対応したのは大臣で仕事が忙しいという理由で会わせてもらえない。

「ずっとこき使われているレナンが不憫で、大臣を暗殺するかとも考えたが、そうなればあの不安定な国はもっと不安定になる。馬鹿な大臣ではあったが、あの時のレナンに執務と国王代理の負担は大きすぎると思ってな。マオに付き添ってもらい、リオンが成長するのを待っていた。国王代理の人材が育てばレナンが離れやすくなるだろうと」
思惑通り、リオンは立派な国王代理を務めている。

「ティタンがミューズを好きだと言ってたから、リンドールを救うのは容易いと思ったのだが……お前に深手を負わせてしまうとは読みが甘かったな。さすがに心臓が凍る思いだったよ」
あの時を思い出すとゾッとするなと、悲しげな笑顔を見せる。

「何だかんだ大事な弟だ。今後もミューズ共々この国を任せたい」

「俺も兄上を大事に思っている。そしてこの国もだ。これからも騎士団長として務め、必ずや良い国にしていく」
これからの自分とミューズと、まだ見ぬ子どものために。

「一緒に頑張ろう」
にかっと笑うティタンと静かに口元を上げて笑うエリック。

あまり似ていない兄弟ではあるが、昔から足りないところを補って助け合ってきたのだ。

これからも助け合って生きて行くつもりである。

コンコンとノックの音がする。

支度が出来た合図だ。








盛大な歓声と拍手が聞こえた。

道を閉鎖し、二組の夫婦を乗せた輿が街を練り歩く。

エリックはレナンに寄り添い、時折愛おしそうにお腹を撫でたりして、周囲に手を振っている。

レナンも軽く後ろに凭れながら手を振っている。

座っているだけなので、かなり楽ではあるが、疲れた時はエリックに身体を預け、小さく手を振るようにしていた。

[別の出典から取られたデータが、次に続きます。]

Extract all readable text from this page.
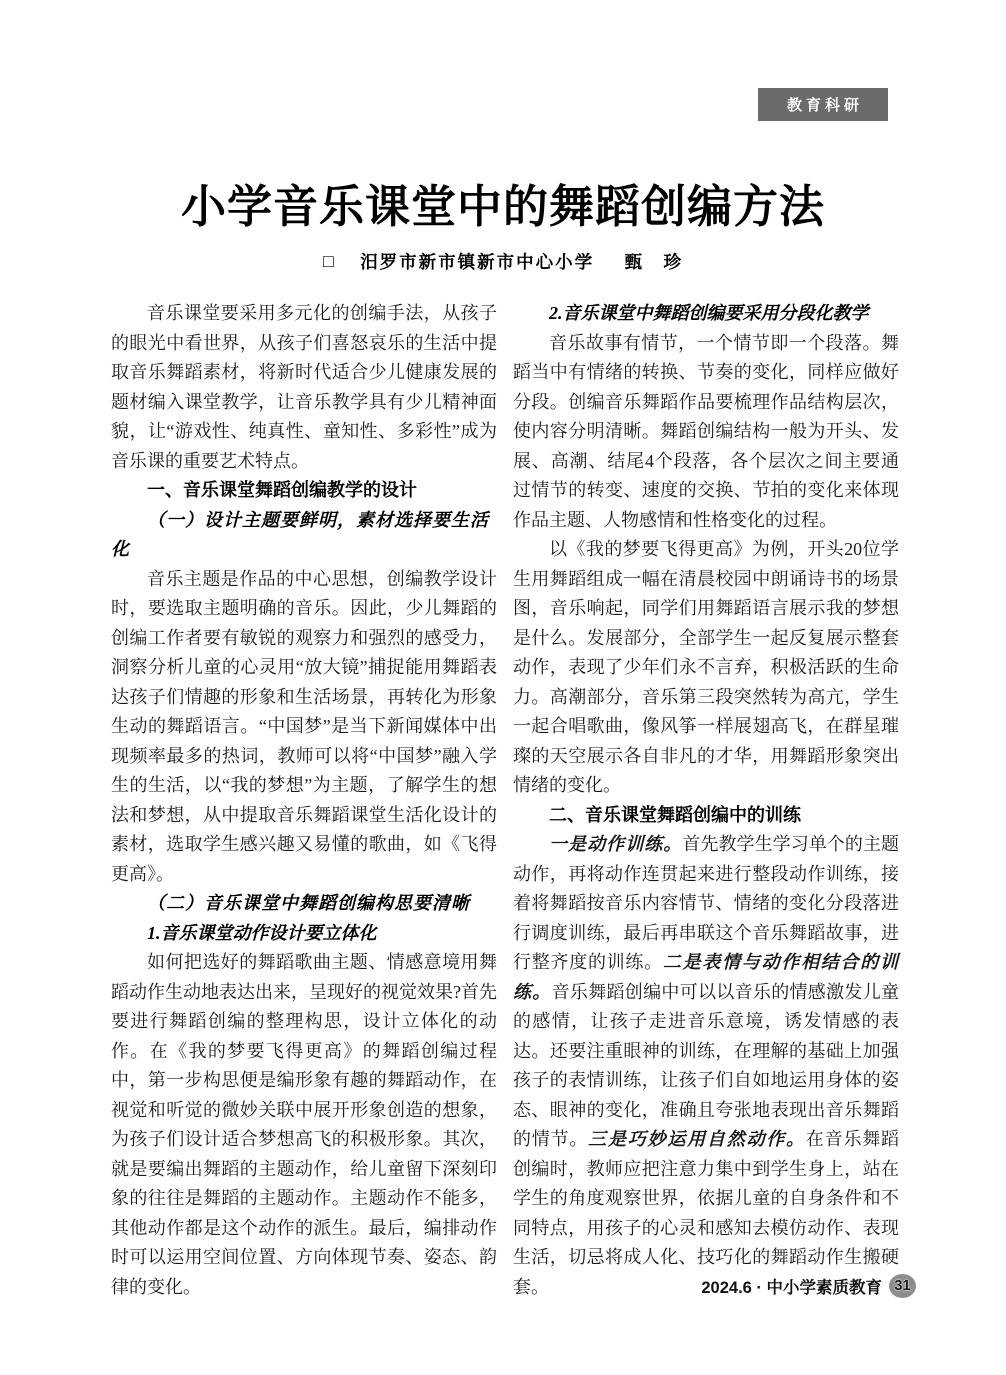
教育科研
小学音乐课堂中的舞蹈创编方法
□ 汨罗市新市镇新市中心小学 甄　珍
音乐课堂要采用多元化的创编手法，从孩子的眼光中看世界，从孩子们喜怒哀乐的生活中提取音乐舞蹈素材，将新时代适合少儿健康发展的题材编入课堂教学，让音乐教学具有少儿精神面貌，让“游戏性、纯真性、童知性、多彩性”成为音乐课的重要艺术特点。
一、音乐课堂舞蹈创编教学的设计
（一）设计主题要鲜明，素材选择要生活化
音乐主题是作品的中心思想，创编教学设计时，要选取主题明确的音乐。因此，少儿舞蹈的创编工作者要有敏锐的观察力和强烈的感受力，洞察分析儿童的心灵用“放大镜”捕捉能用舞蹈表达孩子们情趣的形象和生活场景，再转化为形象生动的舞蹈语言。“中国梦”是当下新闻媒体中出现频率最多的热词，教师可以将“中国梦”融入学生的生活，以“我的梦想”为主题，了解学生的想法和梦想，从中提取音乐舞蹈课堂生活化设计的素材，选取学生感兴趣又易懂的歌曲，如《飞得更高》。
（二）音乐课堂中舞蹈创编构思要清晰
1.音乐课堂动作设计要立体化
如何把选好的舞蹈歌曲主题、情感意境用舞蹈动作生动地表达出来，呈现好的视觉效果?首先要进行舞蹈创编的整理构思，设计立体化的动作。在《我的梦要飞得更高》的舞蹈创编过程中，第一步构思便是编形象有趣的舞蹈动作，在视觉和听觉的微妙关联中展开形象创造的想象，为孩子们设计适合梦想高飞的积极形象。其次，就是要编出舞蹈的主题动作，给儿童留下深刻印象的往往是舞蹈的主题动作。主题动作不能多，其他动作都是这个动作的派生。最后，编排动作时可以运用空间位置、方向体现节奏、姿态、韵律的变化。
2.音乐课堂中舞蹈创编要采用分段化教学
音乐故事有情节，一个情节即一个段落。舞蹈当中有情绪的转换、节奏的变化，同样应做好分段。创编音乐舞蹈作品要梳理作品结构层次，使内容分明清晰。舞蹈创编结构一般为开头、发展、高潮、结尾4个段落，各个层次之间主要通过情节的转变、速度的交换、节拍的变化来体现作品主题、人物感情和性格变化的过程。
以《我的梦要飞得更高》为例，开头20位学生用舞蹈组成一幅在清晨校园中朗诵诗书的场景图，音乐响起，同学们用舞蹈语言展示我的梦想是什么。发展部分，全部学生一起反复展示整套动作，表现了少年们永不言弃，积极活跃的生命力。高潮部分，音乐第三段突然转为高亢，学生一起合唱歌曲，像风筝一样展翅高飞，在群星璀璨的天空展示各自非凡的才华，用舞蹈形象突出情绪的变化。
二、音乐课堂舞蹈创编中的训练
一是动作训练。首先教学生学习单个的主题动作，再将动作连贯起来进行整段动作训练，接着将舞蹈按音乐内容情节、情绪的变化分段落进行调度训练，最后再串联这个音乐舞蹈故事，进行整齐度的训练。二是表情与动作相结合的训练。音乐舞蹈创编中可以以音乐的情感激发儿童的感情，让孩子走进音乐意境，诱发情感的表达。还要注重眼神的训练，在理解的基础上加强孩子的表情训练，让孩子们自如地运用身体的姿态、眼神的变化，准确且夸张地表现出音乐舞蹈的情节。三是巧妙运用自然动作。在音乐舞蹈创编时，教师应把注意力集中到学生身上，站在学生的角度观察世界，依据儿童的自身条件和不同特点，用孩子的心灵和感知去模仿动作、表现生活，切忌将成人化、技巧化的舞蹈动作生搬硬套。	2024.6 · 中小学素质教育 31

ティタンはその膝にミューズを乗せ、大きく手を降っていた。

大柄なティタンの膝に乗っているミューズは人形のようでとても可愛らしい。

時折見つめあい、微笑みあう様子は街の人々に笑顔をもたらしていた。

その後ろをアドガルムの国王夫妻と、リンドール国王とリオンが乗った輿がついていく。

周囲には護衛騎士の他、キールも警備についていた。

マオとニコラはミューズ達の輿近くに控え、目を光らせている。

花びらが舞う中、キラキラとした金色の光も降り注ぐ。

それはリオンの手から空へと放たれていた。

「キュア様より、一時的ですが力を借りてきました。おめでとうという事で」
触れれば温かさを感じ、心がより温まる。

祝福の花びらが更に空へと舞い上がっていった。





塔の中に閉じ込められていた姫君は無事に騎士に助け出され、国の女神の祝福を受け、生涯幸せに暮らすことが出来た。



笑顔が絶えることもなく、もう二度と虐げられる事もなく、仲睦まじく過ごしていった。